Linear Model \[ \hat{\sigma}^2_{ML} = \frac{\|\mathbf{y} - \mathbf{X}\hat{\boldsymbol{\beta}} \|^2}{n} \qquad \text{vs} \qquad \hat{\sigma}^2_{REML} = \frac{\|\mathbf{y} - \mathbf{X}\hat{\boldsymbol{\beta}} \|^2}{n-p} \] \[ \hat{\sigma}^2_{REML} = \underset{\sigma^2}{\operatorname{argmax}} \log L(0, \sigma^2 | \mathbf{P}^{\mathbf{X}^\bot}\mathbf{y}) \]

\[ \mathbf{P}^{\mathbf{X}^\bot}\mathbf{y} = \hat{\boldsymbol{\epsilon}} \sim \mathcal{N}(\mathbf{0}, \sigma^2 \mathbf{P}^{\mathbf{X}^\bot}) \]

\[ \hat{\sigma}^2_{REML} = \underset{\sigma^2}{\operatorname{argmax}} \left\{ \log |\sigma^2 \mathbf{P}^{\mathbf{X}^\bot}| + (\mathbf{P}^{\mathbf{X}^\bot}\mathbf{y})^T (\sigma^2 \mathbf{P}^{\mathbf{X}^\bot})^{-1}(\mathbf{P}^{\mathbf{X}^\bot}\mathbf{y}) \right\} \]

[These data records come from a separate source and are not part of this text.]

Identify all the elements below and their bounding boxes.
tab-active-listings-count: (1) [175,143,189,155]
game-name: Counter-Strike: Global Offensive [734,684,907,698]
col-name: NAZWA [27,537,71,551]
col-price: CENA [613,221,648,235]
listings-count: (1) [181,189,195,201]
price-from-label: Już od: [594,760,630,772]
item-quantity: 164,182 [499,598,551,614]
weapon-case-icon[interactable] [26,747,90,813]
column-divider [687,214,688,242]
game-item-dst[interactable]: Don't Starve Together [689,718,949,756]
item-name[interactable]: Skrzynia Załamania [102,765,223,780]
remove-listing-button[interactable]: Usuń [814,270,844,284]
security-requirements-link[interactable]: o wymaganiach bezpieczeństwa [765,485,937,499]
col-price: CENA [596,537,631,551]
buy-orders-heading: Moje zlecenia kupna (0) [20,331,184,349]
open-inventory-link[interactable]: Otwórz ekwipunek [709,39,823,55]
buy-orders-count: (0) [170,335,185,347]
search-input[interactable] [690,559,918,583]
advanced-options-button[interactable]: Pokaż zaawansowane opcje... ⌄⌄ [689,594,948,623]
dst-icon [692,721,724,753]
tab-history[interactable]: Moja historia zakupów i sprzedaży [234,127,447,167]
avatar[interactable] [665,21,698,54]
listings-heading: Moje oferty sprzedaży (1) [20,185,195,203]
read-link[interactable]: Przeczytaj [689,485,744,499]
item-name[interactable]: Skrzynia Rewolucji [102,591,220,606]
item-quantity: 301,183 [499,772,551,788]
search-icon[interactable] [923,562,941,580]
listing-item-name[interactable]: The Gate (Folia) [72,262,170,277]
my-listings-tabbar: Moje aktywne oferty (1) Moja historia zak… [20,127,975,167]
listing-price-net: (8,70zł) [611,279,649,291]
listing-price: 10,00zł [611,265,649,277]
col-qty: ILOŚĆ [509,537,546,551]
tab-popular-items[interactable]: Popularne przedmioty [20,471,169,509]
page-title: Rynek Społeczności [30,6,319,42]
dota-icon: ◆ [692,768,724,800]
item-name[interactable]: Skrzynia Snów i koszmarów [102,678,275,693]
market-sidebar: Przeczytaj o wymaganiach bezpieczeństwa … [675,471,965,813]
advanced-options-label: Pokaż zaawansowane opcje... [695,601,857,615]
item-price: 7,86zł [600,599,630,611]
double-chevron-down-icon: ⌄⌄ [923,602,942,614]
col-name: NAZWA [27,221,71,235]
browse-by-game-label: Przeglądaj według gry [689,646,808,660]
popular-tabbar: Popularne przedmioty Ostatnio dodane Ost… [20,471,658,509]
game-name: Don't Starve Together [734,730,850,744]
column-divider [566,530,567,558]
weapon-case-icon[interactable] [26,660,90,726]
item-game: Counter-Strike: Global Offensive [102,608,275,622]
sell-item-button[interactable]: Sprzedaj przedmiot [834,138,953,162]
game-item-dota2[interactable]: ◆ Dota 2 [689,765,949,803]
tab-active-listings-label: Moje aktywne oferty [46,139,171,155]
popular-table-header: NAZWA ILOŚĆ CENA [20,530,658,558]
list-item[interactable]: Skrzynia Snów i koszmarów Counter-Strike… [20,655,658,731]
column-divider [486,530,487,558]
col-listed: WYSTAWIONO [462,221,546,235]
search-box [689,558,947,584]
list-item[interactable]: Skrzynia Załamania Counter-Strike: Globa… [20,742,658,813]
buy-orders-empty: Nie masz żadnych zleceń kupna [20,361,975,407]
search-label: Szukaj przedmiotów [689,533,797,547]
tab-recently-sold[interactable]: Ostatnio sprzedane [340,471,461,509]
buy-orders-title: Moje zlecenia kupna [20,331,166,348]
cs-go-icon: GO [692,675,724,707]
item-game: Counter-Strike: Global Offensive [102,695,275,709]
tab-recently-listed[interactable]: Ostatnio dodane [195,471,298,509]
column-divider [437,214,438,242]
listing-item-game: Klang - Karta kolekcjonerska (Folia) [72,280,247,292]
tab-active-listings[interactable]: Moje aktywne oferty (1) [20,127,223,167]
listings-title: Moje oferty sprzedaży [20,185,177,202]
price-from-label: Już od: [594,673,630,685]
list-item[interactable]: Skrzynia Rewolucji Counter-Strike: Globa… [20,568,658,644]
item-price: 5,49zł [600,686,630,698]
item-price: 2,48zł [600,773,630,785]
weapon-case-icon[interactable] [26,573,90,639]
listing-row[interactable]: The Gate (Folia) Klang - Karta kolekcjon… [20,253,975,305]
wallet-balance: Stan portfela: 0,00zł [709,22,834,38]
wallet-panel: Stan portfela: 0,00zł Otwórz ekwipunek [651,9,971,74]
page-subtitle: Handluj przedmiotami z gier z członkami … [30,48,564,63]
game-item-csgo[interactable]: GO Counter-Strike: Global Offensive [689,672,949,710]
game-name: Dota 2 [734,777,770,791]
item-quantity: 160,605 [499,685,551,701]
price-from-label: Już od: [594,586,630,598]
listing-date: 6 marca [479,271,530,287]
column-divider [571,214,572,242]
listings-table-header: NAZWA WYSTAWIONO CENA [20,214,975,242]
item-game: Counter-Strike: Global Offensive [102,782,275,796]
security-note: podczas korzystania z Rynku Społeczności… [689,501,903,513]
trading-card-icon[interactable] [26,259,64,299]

\[ \hat{\sigma}^2_{REML} = \underset{\sigma^2}{\operatorname{argmax}} \left\{ (n-p) \log(\sigma^2) + \frac{1}{\sigma^2} \|\mathbf{P}^{\mathbf{X}^\bot}\mathbf{y}\|^2 \right\} \]

Mixed Model - Restricted Likelihood

Mixed Model \[ \mathbf{y} \sim \mathcal{N}(\mathbf{X}\boldsymbol{\beta}, \mathbf{\Sigma}(\boldsymbol{\psi})) \]

Let \(\mathbf{T}\) a \((n-p)\times n\) such that \(\mathbf{T}\mathbf{X}=\mathbf{0}\). \[ \tilde{\mathbf{y}} = \mathbf{T}\mathbf{y} \sim \mathcal{N}(\mathbf{0}, \mathbf{T}^T\mathbf{\Sigma}(\boldsymbol{\psi})\mathbf{T}) \]

\[ \hat{\boldsymbol{\psi}}_{REML} = \underset{\boldsymbol{\psi}}{\operatorname{argmax}} \log L(\boldsymbol{\psi} | \tilde{\mathbf{y}}) \]

\(\to\) Independent from \(\boldsymbol{\beta}\).

\(\to\) Independent from the choice of \(\mathbf{T}\).

\(\to\) Often, \(\mathbf{T} = \mathbf{P}^{\mathbf{X}^\bot}\).